Wednesday, December 17, 2008

Planning the Budget for a Successful HOA

I came across an article on HOA budgets in one of our real estate related newsletters. Since I work on the finance committee of a local HOA, it caught my eye. Here is an edited version:

Every homeowner association needs a well crafted annual budget to calculate the fees to be paid by the members. A review and revision should happen each year without exception because costs change every year. Failure to revise (read "increase") each year will put the HOA deeper and deeper in the hole. There are number of areas that every budget review should include:

Historical Operating Expenses. Examine the most recent 12 months' expenses to determine your base for each expense line item.

Anticipated Increases. Utility costs typically increase every year. Contract services also are subject to increase.

Contingency. HOAs often experience unforeseen expenses and/or revenue shortfall. Add 5-10% of the total budget to cover this.

Reserve Funds. Every HOA should set aside funds for future common element repairs and replacements. Both Fannie Mae and Freddie Mac (the entities that underwrite most home mortgages) require at least 10% of the condominium annual revenues be dedicated to reserves. For HOAs with little common area or few common elements, 10% may suffice but condominiums often need 25% or more of the annual budget dedicated to this purpose.

Experts advise not comparing the fees of one association too closely to that of another association. The financial fingerprint of each HOA is unique...no two are alike. The budget needs to be based on the specific services required to maintain the operation and reserves, not what the Joneses are doing. The Joneses may be headed for disaster. Even similar HOAs can have very different financial requirements. Some have higher insurance premiums due to prior claims. Some have funded their reserves appropriately, some are catching up, and some haven't even started yet. Some take care of repairs on a pro-active basis and some have deferred maintenance. Some have earthquake insurance, cable TV and Internet access and some don't. In other words, the "HOA fee" doesn't include the same costs in all complexes so comparing the bottom line without knowing what created it is meaningless. Your HOA fees should be based on specific needs, not the neighbor's.

What about cost cutting? Most HOA expenses are not discretionary but there are some areas with great potential for savings, such as:

Insurance. Increasing the insurance deductible lowers the premium. However, if this is done, there should be an Insurance Deductible reserve spread over, say, three years to cover at least one claim. If no claims are filed during the three years, the money is saved.

Landscaping Renovation. Older HOAs often have vast turf areas which are very expensive to maintain. Replacing turf areas with planting beds filled with drought resistant plants and bushes can dramatically reduce costs.

Lighting. Compact fluorescent bulbs use 70% less energy and last years longer than traditional incandescent bulbs. They usually work with existing fixtures and the brighter light they cast enhances security.

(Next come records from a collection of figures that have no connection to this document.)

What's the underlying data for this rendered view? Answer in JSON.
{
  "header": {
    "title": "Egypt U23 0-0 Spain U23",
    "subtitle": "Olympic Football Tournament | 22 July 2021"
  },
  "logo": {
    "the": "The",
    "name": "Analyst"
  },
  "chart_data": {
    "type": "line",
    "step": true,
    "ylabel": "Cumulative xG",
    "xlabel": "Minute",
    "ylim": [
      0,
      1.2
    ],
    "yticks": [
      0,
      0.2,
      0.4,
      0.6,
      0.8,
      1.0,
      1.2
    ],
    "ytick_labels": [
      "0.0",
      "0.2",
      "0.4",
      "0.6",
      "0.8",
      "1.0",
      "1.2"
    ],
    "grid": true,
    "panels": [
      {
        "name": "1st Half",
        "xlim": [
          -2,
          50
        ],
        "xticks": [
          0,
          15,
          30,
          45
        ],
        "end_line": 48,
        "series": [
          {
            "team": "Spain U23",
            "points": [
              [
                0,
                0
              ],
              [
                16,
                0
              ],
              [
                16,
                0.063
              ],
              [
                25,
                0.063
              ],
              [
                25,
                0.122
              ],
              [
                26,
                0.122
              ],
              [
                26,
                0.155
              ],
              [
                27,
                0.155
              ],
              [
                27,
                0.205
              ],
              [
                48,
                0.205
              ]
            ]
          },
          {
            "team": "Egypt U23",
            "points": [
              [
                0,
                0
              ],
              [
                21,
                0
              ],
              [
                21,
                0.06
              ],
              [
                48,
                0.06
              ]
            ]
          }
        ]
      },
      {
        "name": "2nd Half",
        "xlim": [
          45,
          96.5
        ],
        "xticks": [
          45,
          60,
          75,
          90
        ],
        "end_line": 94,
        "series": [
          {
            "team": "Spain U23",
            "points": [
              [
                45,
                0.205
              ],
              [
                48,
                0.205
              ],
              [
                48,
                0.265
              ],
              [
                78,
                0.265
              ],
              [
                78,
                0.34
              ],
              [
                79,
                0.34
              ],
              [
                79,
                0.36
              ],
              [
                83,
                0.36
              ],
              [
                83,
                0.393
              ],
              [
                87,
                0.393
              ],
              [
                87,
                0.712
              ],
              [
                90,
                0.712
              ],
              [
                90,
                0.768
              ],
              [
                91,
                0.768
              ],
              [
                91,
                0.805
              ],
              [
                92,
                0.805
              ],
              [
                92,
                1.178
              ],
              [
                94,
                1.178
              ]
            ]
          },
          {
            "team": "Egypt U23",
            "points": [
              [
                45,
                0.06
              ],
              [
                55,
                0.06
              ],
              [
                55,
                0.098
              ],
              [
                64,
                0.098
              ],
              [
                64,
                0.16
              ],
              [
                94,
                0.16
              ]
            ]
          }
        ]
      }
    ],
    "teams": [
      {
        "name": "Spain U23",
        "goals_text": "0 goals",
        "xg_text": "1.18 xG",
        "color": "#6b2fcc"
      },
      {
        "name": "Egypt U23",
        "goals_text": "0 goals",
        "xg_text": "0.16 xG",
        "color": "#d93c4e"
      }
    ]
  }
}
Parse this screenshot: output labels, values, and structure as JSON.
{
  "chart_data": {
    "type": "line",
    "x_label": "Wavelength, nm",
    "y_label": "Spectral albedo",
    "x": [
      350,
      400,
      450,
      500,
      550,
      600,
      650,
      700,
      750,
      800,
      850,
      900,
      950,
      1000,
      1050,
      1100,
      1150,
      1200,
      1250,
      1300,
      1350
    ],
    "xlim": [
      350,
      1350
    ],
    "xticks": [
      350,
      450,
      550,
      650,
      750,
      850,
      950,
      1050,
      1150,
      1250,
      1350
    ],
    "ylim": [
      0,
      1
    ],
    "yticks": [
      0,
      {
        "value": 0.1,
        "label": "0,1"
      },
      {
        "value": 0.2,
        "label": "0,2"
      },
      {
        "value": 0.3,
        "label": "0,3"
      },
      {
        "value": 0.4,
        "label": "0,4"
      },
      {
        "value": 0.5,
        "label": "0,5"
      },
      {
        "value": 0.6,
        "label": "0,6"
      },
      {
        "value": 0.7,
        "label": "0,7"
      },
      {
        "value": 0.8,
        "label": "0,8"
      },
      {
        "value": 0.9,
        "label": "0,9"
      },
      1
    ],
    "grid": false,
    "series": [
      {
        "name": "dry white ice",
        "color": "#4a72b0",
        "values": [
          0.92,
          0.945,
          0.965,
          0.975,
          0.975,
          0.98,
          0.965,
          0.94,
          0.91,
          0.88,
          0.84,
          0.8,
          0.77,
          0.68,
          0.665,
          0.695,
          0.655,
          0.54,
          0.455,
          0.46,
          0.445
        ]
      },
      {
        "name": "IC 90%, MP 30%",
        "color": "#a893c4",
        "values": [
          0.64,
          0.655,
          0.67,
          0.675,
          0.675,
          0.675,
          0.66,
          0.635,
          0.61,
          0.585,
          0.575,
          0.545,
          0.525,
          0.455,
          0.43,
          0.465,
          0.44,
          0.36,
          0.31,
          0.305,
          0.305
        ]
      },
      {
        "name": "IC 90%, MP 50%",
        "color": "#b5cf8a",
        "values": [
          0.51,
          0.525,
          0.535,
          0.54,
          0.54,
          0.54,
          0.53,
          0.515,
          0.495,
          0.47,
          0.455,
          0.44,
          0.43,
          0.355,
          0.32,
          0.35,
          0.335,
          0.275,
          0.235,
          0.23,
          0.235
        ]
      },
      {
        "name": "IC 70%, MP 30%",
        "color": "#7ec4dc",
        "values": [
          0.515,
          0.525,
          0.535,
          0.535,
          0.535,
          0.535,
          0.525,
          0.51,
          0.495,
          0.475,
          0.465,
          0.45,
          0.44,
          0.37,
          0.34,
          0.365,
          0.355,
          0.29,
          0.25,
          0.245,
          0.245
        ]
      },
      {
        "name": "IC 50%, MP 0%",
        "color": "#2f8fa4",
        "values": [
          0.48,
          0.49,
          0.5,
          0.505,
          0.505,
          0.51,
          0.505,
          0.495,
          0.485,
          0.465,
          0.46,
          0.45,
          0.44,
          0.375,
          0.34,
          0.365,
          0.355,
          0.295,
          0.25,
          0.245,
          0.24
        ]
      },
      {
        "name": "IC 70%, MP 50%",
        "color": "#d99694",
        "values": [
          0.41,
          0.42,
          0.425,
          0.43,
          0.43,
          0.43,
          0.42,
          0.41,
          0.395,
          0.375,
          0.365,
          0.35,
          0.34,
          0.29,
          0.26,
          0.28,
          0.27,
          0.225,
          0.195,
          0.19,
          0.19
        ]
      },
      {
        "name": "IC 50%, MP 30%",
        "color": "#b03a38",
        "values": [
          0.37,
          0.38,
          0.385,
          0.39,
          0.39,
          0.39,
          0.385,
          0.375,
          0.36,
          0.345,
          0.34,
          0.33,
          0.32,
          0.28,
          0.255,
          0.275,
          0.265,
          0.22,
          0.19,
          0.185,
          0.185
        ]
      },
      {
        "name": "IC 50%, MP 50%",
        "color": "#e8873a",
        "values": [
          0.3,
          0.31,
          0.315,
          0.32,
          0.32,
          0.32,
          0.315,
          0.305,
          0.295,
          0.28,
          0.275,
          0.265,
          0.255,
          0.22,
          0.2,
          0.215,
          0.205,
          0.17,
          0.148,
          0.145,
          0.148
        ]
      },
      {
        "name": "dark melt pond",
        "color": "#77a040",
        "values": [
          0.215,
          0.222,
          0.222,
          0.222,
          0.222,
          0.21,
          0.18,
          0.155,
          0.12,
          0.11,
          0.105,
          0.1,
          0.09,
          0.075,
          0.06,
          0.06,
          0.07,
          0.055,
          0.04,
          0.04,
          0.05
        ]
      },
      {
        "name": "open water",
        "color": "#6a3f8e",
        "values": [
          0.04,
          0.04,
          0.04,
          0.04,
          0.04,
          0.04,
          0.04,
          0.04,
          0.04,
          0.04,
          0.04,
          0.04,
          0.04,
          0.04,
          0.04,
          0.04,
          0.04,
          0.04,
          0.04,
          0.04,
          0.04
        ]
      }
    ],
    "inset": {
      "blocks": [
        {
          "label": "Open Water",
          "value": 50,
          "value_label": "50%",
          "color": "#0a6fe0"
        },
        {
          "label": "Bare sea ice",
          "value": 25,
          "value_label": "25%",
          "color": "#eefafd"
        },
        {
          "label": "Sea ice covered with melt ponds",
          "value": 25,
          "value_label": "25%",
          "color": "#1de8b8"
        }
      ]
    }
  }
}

Heating & Air Conditioning. If the HOA provides central heating and air conditioning, it is often worth installing new energy efficient equipment. Your utility company usually can provide you a cost/benefit analysis. The older your existing equipment, the faster the payback.

Hot Water Heating System. The same cost/benefit approach applies to central hot water systems. Investing in new equipment can often pay back in only a few years with the energy costs savings.

In the final analysis, the board is charged with running business in the best interest of all members. Sometimes that means ruffling a few feathers. But the board has the fiduciary duty to set the HOA fees at a level that is adequate to cover realistic operating and reserve expenses. Budgeting for success means planning, leadership and execution.